I’ve been here for almost three weeks now, having returned home when Nancy became very ill and subsequently died. For the next week, I was involved in organising a funeral/wake and in organising some of her “affairs”.
But since then, I’ve been working from either the front bedroom or the kitchen of Pat and Jack’s place.
And when it became obvious Sydney was going into “lockdown”, I saw reason to return to there, and so I’m continuing to stay here in Lismore.
It’s a much different routine here. For a start, I’m going to bed fairly early most nights, though not always sleeping. Pat and Jack are both in their 70s/80s now, and so they go to bed early, after watching Neighbours, Home & Away, and NCIS.

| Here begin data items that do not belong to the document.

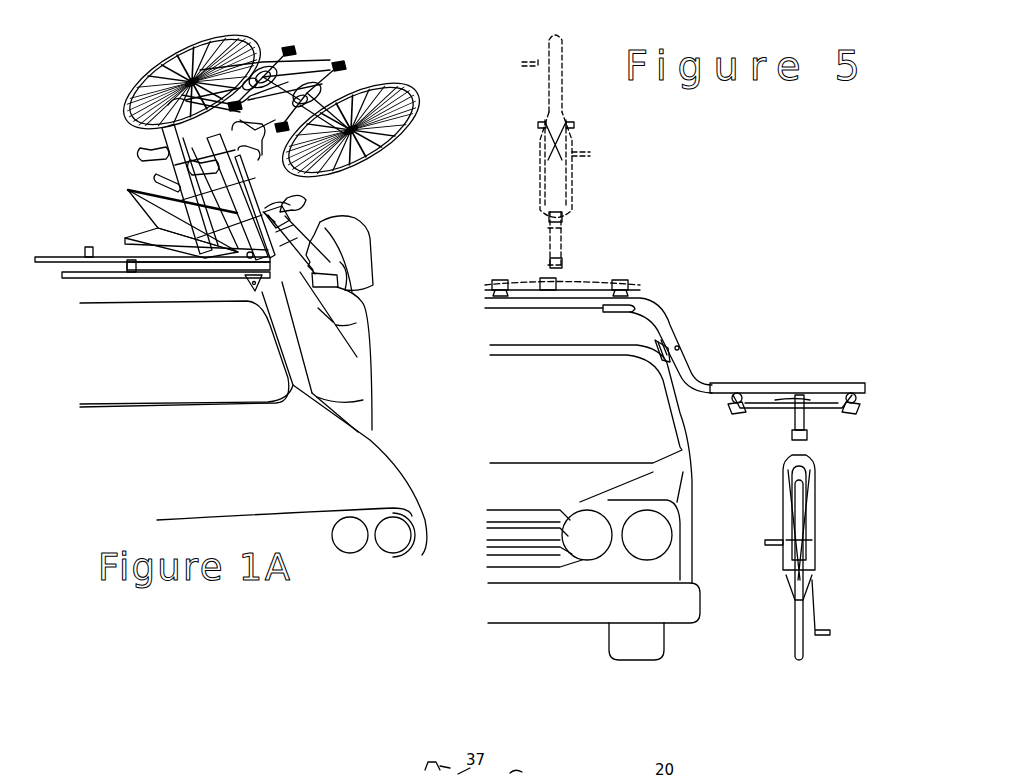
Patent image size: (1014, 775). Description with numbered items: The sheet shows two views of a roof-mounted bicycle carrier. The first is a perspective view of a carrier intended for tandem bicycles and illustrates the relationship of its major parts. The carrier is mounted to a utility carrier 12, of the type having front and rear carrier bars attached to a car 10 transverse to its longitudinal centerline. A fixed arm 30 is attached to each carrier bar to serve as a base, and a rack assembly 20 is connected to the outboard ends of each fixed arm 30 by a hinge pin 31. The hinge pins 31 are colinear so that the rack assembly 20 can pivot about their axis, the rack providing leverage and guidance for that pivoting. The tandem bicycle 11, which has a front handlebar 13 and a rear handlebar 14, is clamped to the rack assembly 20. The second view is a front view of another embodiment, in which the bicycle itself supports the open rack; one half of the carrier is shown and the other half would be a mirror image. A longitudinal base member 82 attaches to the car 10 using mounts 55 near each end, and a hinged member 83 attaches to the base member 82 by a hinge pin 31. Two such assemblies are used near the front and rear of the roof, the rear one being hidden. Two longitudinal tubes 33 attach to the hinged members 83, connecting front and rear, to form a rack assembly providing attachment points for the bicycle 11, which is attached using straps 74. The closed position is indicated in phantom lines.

In FIG. 1A, the car 10 is at (382, 455).
In FIG. 5, the car 10 is at (695, 503).
In FIG. 1A, the tandem bicycle 11 is at (125, 91).
In FIG. 5, the tandem bicycle 11 is at (814, 488).
In FIG. 1A, the utility carrier 12 is at (48, 264).
In FIG. 1A, the front handlebar 13 is at (296, 205).
In FIG. 1A, the rear handlebar 14 is at (210, 110).
In FIG. 1A, the rack assembly 20 is at (158, 144).
In FIG. 1A, the fixed arm 30 is at (90, 253).
In FIG. 1A, the hinge pin 31 is at (264, 278).
In FIG. 5, the hinge pin 31 is at (679, 347).
In FIG. 5, the longitudinal tube 33 is at (731, 398).
In FIG. 5, the mount 55 is at (644, 324).
In FIG. 5, the strap 74 is at (738, 414).
In FIG. 5, the longitudinal base member 82 is at (652, 310).
In FIG. 5, the hinged member 83 is at (843, 386).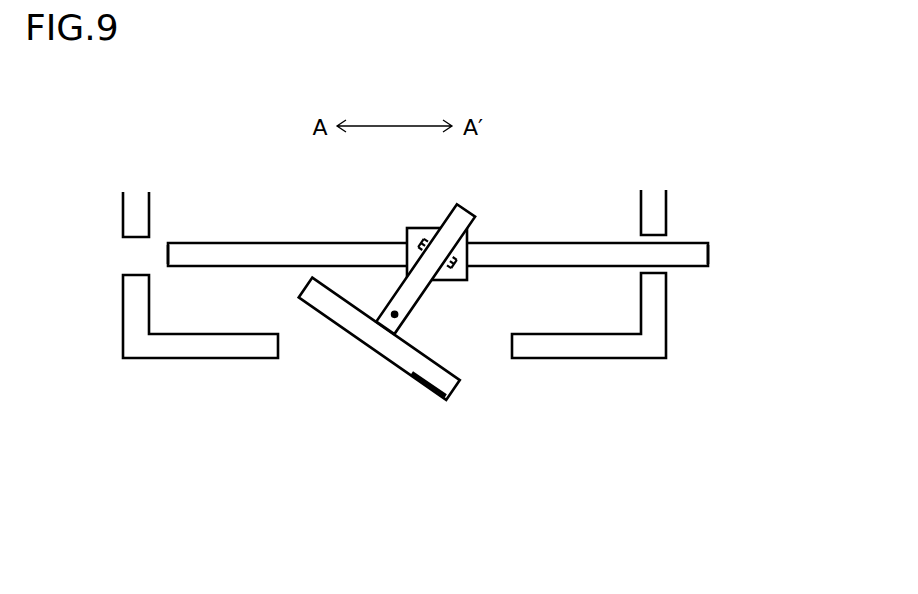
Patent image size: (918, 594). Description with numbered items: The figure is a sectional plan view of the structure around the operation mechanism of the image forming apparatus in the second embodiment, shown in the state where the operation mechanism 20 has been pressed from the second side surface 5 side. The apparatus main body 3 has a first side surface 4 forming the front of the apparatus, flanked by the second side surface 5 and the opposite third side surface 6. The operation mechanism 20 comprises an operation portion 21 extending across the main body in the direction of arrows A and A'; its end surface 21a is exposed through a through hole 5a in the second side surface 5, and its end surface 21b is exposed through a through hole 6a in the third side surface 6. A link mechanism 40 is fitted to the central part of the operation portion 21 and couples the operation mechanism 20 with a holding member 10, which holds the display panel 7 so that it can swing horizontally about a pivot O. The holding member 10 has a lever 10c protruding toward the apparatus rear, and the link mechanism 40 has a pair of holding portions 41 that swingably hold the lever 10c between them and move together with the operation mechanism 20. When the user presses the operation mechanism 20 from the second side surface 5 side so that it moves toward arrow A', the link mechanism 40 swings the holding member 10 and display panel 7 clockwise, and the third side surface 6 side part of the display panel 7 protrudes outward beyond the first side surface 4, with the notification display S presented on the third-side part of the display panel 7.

The apparatus main body 3 is at (622, 282).
The first side surface 4 is at (583, 347).
The second side surface 5 is at (135, 316).
The through hole 5a is at (135, 251).
The third side surface 6 is at (618, 351).
The through hole 6a is at (653, 238).
The display panel 7 is at (383, 350).
The holding member 10 is at (409, 374).
The lever 10c is at (412, 286).
The operation mechanism 20 is at (462, 238).
The operation portion 21 is at (531, 256).
The end surface 21a is at (168, 254).
The end surface 21b is at (708, 255).
The link mechanism 40 is at (415, 221).
The holding portions 41 is at (418, 245).
The pivot O is at (394, 315).
The notification display S is at (423, 392).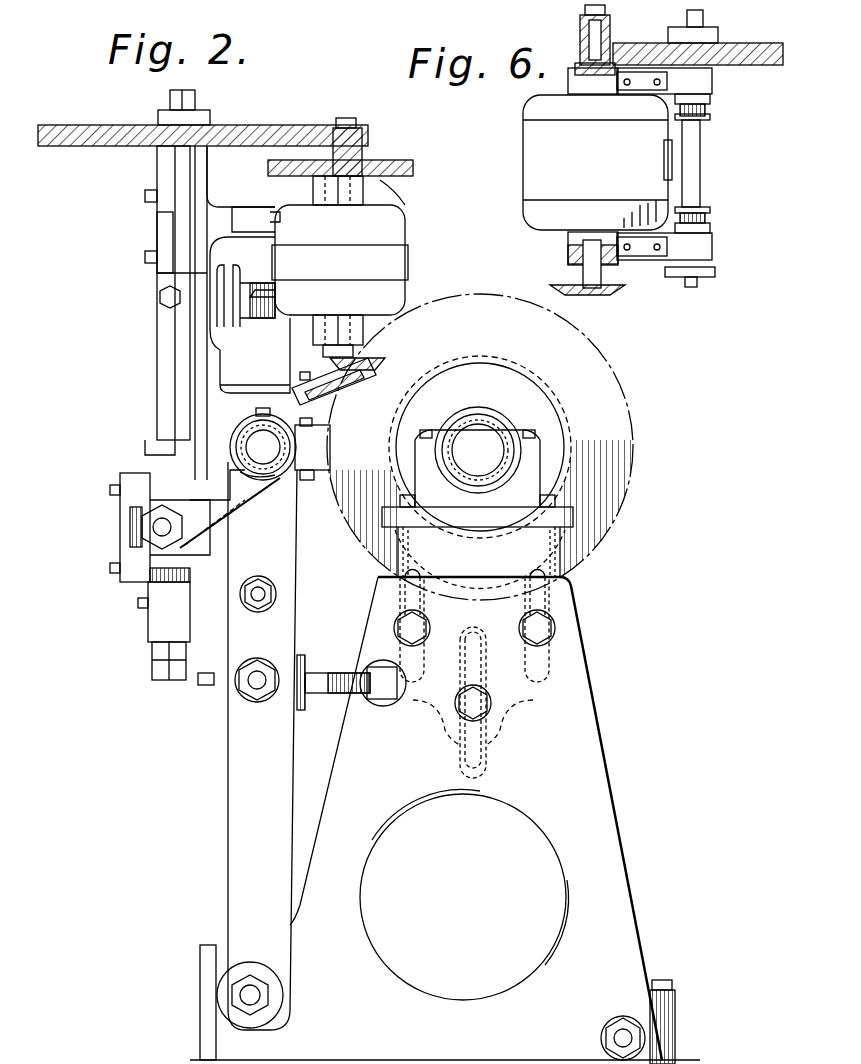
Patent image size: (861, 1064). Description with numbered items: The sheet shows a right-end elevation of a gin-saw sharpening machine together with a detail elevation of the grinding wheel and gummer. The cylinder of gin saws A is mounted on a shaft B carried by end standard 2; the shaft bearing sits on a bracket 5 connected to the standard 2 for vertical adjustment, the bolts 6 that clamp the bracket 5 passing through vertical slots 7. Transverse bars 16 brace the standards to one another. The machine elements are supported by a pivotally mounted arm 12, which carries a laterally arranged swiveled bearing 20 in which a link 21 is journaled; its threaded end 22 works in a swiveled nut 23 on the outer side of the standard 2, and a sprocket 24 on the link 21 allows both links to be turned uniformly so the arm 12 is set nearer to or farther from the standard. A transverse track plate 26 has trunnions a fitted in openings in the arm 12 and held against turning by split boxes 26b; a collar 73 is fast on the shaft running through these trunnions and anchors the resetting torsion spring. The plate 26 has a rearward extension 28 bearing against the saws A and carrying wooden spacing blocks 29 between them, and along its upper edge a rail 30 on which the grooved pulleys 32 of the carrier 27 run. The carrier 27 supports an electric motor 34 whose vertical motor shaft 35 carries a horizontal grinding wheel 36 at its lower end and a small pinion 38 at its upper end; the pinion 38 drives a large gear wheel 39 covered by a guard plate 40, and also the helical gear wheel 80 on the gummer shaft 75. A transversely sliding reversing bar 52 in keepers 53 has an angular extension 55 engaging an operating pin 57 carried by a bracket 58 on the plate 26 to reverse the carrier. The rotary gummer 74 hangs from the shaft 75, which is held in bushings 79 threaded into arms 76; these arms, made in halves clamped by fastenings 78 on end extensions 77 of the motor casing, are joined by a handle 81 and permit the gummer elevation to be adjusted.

In FIG. 2, the end standard 2 is at (612, 813).
In FIG. 2, the bracket 5 is at (477, 505).
In FIG. 2, the bolts 6 is at (440, 620).
In FIG. 2, the vertical slots 7 is at (412, 575).
In FIG. 2, the arm 12 is at (220, 840).
In FIG. 2, the transverse bars 16 is at (614, 1038).
In FIG. 2, the swiveled bearing 20 is at (255, 702).
In FIG. 2, the link 21 is at (312, 700).
In FIG. 2, the threaded end 22 is at (340, 694).
In FIG. 2, the swiveled nut 23 is at (388, 700).
In FIG. 2, the sprocket 24 is at (303, 660).
In FIG. 2, the track plate 26 is at (255, 379).
In FIG. 2, the split boxes 26b is at (320, 455).
In FIG. 2, the carrier 27 is at (157, 393).
In FIG. 2, the rearward extension 28 is at (305, 378).
In FIG. 2, the spacing blocks 29 is at (370, 372).
In FIG. 2, the rail 30 is at (222, 330).
In FIG. 2, the grooved pulleys 32 is at (240, 280).
In FIG. 2, the electric motor 34 is at (405, 240).
In FIG. 6, the electric motor 34 is at (658, 145).
In FIG. 6, the motor shaft 35 is at (568, 258).
In FIG. 2, the grinding wheel 36 is at (360, 360).
In FIG. 6, the grinding wheel 36 is at (605, 296).
In FIG. 2, the pinion 38 is at (362, 140).
In FIG. 6, the pinion 38 is at (612, 30).
In FIG. 2, the gear wheel 39 is at (241, 176).
In FIG. 2, the guard plate 40 is at (268, 126).
In FIG. 2, the reversing bar 52 is at (132, 548).
In FIG. 2, the keepers 53 is at (120, 512).
In FIG. 2, the angular extension 55 is at (140, 568).
In FIG. 2, the operating pin 57 is at (152, 527).
In FIG. 2, the brackets 58 is at (205, 528).
In FIG. 2, the collar 73 is at (285, 465).
In FIG. 6, the rotary gummer 74 is at (715, 276).
In FIG. 6, the gummer shaft 75 is at (670, 172).
In FIG. 6, the arms 76 is at (712, 92).
In FIG. 6, the end extensions 77 is at (568, 84).
In FIG. 2, the bolt or screw fastenings 78 is at (363, 185).
In FIG. 6, the bolt or screw fastenings 78 is at (627, 86).
In FIG. 2, the bushings 79 is at (263, 444).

They also have a nap most afternoons, which is providing me with an awful temptation. As I continue to work from the kitchen table, the phrase “we’re just going to have a little nap for a while” makes me jealous that I can’t do the same.
I’ve also started to develop a daily routine of going to a nearby coffee shop.
“How long have you been here?”, I asked the woman behind the counter. “About two and a half years”, she told me. I mentioned that I remembered when the building behind their coffee shop as Lismore’s Baby Health Centre.
As I go about my daily routine, Pat and Jack get on with theirs. As Jack no longer drives, he and Pat go for a daily trip to the shops, visiting both Aldi and Woolworths. They also do a variety of odd jobs, and right jow Jack (in his 80s) is helping a similarly aged friend to contstruct some scaffolding.
While I was working at the kitchen table yesterday, Jack was going through a box of old papers and found this.
“What was the Gould League?”, a couple of younger colleagues asked me over a video conference. Though I understand the Gould League is still around to a degree, it doesn’t appear to have the same notoriety as it did back in the 1970s.
I told them it was an environmental organisation focussed on school kids back in the 1970s. Vincent Serventy was the face of the organisation. “I hope you stuck to your commitments”, Jack said with a smile. “Yes, I hope I have, too”, I told him.